Julien Helmlinger - 24.05.2014

Culture, Arts et Lettres - Récompenses - Quino - Mafalda - Prix Prince des Asturies


L'Argentin Joaquin Salvador Lavado, plus connu sous le pseudonyme de Quino, père du personnage de bande dessinée Mafalda, vient d'être récompensé du prestigieux Prix Prince des Asturies pour les Communications et humanités 2014. L'annonce du lauréat a été faite cette semaine par Victor Garcia de la Concha, président du jury annuel, qui a salué une oeuvre alliant « lucidité et sagesse », et souligné « la simplicité conceptuelle et la profondeur de pensée » qui la caractérise.

 

 

 

 

Décoré de la Légion d'honneur à l'occasion du dernier Salon du livre de Paris, Joaquin Salvador Lavado est né le 17 juillet 1932 à Mendoza, en Argentine. Après la Seconde Guerre mondiale, il devient Quino et commence à démarcher « les rédactions, cartons sous le bras » : il propose alors ses dessins aux journaux de droite comme de gauche.
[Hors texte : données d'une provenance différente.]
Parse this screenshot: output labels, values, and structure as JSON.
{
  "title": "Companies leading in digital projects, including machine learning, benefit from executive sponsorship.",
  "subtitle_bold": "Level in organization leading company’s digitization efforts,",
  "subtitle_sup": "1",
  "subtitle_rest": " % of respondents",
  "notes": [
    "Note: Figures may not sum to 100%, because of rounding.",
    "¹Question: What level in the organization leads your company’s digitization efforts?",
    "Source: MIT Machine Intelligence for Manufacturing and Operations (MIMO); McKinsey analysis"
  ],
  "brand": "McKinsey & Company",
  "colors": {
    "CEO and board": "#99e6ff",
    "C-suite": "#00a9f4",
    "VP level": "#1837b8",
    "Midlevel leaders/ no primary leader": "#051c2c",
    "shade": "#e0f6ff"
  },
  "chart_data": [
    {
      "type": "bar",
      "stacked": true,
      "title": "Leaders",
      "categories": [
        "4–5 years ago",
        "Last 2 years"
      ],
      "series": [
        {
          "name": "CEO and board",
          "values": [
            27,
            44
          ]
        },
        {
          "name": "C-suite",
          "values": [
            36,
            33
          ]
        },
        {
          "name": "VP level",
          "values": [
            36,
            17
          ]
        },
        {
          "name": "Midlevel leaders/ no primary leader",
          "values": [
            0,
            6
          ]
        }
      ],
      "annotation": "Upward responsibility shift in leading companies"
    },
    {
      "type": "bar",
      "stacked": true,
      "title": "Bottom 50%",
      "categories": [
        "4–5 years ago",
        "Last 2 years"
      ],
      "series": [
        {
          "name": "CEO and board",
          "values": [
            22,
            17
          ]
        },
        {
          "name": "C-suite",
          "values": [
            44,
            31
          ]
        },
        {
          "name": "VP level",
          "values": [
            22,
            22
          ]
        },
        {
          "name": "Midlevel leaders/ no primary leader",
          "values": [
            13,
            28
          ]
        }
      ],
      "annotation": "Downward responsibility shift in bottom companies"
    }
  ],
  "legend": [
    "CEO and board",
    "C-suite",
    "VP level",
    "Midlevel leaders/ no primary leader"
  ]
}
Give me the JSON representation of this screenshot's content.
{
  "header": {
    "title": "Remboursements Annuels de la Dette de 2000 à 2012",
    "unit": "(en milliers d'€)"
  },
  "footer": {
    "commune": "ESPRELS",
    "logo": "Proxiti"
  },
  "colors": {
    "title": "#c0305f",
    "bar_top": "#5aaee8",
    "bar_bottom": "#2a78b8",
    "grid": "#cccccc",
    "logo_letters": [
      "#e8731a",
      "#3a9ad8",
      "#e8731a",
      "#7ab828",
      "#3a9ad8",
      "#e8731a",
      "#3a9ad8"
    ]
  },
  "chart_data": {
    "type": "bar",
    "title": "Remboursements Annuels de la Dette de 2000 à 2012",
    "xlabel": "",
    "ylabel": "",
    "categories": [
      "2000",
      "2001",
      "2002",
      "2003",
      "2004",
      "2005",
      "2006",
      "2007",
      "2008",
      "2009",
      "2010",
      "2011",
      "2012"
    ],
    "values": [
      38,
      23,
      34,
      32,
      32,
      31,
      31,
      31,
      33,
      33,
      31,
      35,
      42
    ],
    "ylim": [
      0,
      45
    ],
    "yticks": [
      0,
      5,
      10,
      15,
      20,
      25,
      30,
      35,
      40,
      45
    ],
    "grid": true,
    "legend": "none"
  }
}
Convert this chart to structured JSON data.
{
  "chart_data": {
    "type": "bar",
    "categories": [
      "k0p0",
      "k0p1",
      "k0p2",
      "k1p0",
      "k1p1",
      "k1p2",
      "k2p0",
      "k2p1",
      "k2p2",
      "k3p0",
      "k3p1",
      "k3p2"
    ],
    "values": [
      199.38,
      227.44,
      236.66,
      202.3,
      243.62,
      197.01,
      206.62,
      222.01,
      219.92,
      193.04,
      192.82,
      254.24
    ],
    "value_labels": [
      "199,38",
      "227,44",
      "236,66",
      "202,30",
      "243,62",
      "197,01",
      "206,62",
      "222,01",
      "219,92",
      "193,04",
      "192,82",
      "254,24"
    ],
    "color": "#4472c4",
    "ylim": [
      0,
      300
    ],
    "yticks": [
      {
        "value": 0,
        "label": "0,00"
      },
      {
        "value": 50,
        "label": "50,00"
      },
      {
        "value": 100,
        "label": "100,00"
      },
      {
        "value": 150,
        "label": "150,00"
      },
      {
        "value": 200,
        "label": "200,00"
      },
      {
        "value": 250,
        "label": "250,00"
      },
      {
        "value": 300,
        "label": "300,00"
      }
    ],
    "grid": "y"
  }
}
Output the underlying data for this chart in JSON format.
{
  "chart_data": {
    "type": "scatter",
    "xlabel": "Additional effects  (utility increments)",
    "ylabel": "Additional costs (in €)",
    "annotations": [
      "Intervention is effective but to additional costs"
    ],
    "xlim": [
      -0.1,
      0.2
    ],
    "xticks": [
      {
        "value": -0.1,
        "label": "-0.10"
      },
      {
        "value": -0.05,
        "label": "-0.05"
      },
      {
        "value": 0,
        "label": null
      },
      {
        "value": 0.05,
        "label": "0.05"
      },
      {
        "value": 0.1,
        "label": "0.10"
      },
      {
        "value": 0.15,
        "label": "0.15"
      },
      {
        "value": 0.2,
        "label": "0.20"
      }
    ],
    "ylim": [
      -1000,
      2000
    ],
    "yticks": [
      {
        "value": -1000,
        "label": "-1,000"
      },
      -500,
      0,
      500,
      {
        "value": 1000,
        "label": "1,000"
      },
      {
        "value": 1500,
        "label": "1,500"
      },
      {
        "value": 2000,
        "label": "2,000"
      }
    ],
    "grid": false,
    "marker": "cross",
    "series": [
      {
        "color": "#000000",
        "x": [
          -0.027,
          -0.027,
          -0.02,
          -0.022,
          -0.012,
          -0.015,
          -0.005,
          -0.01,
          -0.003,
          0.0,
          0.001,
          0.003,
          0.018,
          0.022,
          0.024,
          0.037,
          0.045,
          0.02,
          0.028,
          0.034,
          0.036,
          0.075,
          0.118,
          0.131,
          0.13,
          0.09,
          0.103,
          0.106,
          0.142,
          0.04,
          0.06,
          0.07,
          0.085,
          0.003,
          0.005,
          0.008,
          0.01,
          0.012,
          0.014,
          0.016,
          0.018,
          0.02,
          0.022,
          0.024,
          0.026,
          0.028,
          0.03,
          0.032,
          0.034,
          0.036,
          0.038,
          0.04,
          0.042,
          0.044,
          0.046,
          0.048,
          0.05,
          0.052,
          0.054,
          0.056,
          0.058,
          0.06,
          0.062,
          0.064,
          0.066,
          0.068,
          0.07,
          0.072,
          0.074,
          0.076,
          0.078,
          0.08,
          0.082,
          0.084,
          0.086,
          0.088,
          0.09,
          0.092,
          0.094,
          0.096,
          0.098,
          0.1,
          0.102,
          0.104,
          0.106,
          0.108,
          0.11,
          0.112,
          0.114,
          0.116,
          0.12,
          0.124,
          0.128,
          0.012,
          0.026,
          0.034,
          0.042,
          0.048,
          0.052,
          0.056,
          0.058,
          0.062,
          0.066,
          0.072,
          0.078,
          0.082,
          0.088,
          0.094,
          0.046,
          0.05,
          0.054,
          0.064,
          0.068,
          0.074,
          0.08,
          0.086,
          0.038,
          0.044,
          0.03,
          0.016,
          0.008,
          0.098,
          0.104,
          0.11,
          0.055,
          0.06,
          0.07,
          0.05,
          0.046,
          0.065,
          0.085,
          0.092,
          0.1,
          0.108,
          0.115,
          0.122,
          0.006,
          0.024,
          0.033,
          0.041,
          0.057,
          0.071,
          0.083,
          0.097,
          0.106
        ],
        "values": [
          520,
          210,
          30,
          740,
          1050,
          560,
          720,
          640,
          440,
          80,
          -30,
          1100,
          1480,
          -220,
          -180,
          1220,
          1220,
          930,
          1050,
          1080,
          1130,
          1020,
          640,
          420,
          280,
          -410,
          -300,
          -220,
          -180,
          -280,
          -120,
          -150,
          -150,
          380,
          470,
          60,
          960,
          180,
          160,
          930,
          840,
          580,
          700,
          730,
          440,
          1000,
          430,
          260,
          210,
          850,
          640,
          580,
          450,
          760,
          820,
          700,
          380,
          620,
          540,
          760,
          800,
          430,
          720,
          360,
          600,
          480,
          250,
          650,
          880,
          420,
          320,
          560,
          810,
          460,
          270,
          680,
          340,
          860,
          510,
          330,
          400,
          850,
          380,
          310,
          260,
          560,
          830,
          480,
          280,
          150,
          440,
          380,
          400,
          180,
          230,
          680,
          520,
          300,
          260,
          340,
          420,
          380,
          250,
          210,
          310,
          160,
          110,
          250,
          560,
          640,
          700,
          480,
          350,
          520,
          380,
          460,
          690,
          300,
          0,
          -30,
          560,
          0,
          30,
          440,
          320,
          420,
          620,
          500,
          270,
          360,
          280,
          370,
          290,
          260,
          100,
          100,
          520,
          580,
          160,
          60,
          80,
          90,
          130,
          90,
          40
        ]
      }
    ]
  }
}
Élevé dans une famille anticléricale, le personnage que deviendra Mafalda prendra des teintes très anticapitalistes par la suite...

 

Entre 1964 et 1973, la petite fille de fiction, âme rebelle éternellement âgée de six ans, originalement créée pour une campagne publicitaire manquée, aura donné lieu à des publications BD parues à travers le monde entier, traduites en nombre de langues, avant que Quino ne se tourne vers des productions plus sombres. En son pays natal, l'artiste est honoré par une place publique baptisée la Plaza Mafalda.

 

Si la petite Mafalda est une fan inconditionnelle des Beattles, elle est également porteuse de messages politiques que ce soit en faveur des droits de l'homme ou encore des valeurs pacifiques. Derrière un regard enfantin, c'est bien la vie des adultes que reflètent ses péripéties. D'ailleurs quand Quino prend son crayon pour la faire revivre le temps d'un comic strip, c'est souvent au bénéfice d'organisations caritatives.

 

La cérémonie de remise des prix aura lieu l'automne prochain, à Oviedo. Chaque lauréat se voit remettre un diplôme, une sculpture concoctée par Joan Miró, une insigne frappée des armoiries de la Fondation Prince des Asturies et 50.000 euros en prime.